На физиономии Колпакова не осталось ни кровинки, однако он и не думал сдаваться.
— Прошу прощения, — произнес он с напором, — но ведь у меня и намерения такого не было — конкретизировать начало хаоса. Мне казалось всегда, что это как раз — на ваше усмотрение! И железная саранча Аваддона… и конные ангелы-умертвители… и звезда Полынь… Вообще весь комплекс дестабилизирующих мероприятий… Я как раз не беру на себя ответственность за оптимальный выбор…

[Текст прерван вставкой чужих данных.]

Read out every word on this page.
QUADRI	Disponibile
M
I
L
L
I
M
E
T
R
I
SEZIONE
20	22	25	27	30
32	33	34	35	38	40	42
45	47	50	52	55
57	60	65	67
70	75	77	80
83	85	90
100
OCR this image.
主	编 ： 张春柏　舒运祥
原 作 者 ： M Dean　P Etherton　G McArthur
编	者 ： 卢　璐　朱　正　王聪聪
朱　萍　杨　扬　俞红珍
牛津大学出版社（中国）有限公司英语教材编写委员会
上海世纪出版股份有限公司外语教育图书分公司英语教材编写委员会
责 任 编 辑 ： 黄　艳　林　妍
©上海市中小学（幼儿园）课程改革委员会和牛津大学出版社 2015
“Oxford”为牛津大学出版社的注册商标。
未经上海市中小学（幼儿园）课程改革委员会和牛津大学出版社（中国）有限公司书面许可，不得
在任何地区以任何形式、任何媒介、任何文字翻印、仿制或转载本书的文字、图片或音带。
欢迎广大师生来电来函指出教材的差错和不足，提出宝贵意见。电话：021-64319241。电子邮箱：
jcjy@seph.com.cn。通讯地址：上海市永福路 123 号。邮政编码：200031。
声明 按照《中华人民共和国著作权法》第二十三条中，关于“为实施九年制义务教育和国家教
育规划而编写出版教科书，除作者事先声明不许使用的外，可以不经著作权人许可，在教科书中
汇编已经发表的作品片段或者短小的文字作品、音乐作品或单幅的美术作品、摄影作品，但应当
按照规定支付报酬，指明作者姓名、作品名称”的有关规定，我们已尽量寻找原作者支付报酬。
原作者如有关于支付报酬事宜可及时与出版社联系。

— Он не берет на себя ответственность, — грянул Демиург. — Да ведь это же главное, неужели не ясно — оптимальный выбор! Максимум выживания козлищ при минимуме агнцев!
— Позвольте же заметить! — не сдавался Колпаков. — Был бы хаос, а все остальное я беру на себя, у меня агнцев вообще не останется, ни одного! Что же касается организации хаоса… Согласитесь, это совсем вне моей компетенции!
— Так уж и вне… — произнес Демиург саркастически. — Вон чего вокруг насочиняли… Кстати, а что такое в вашем понимании агнцы?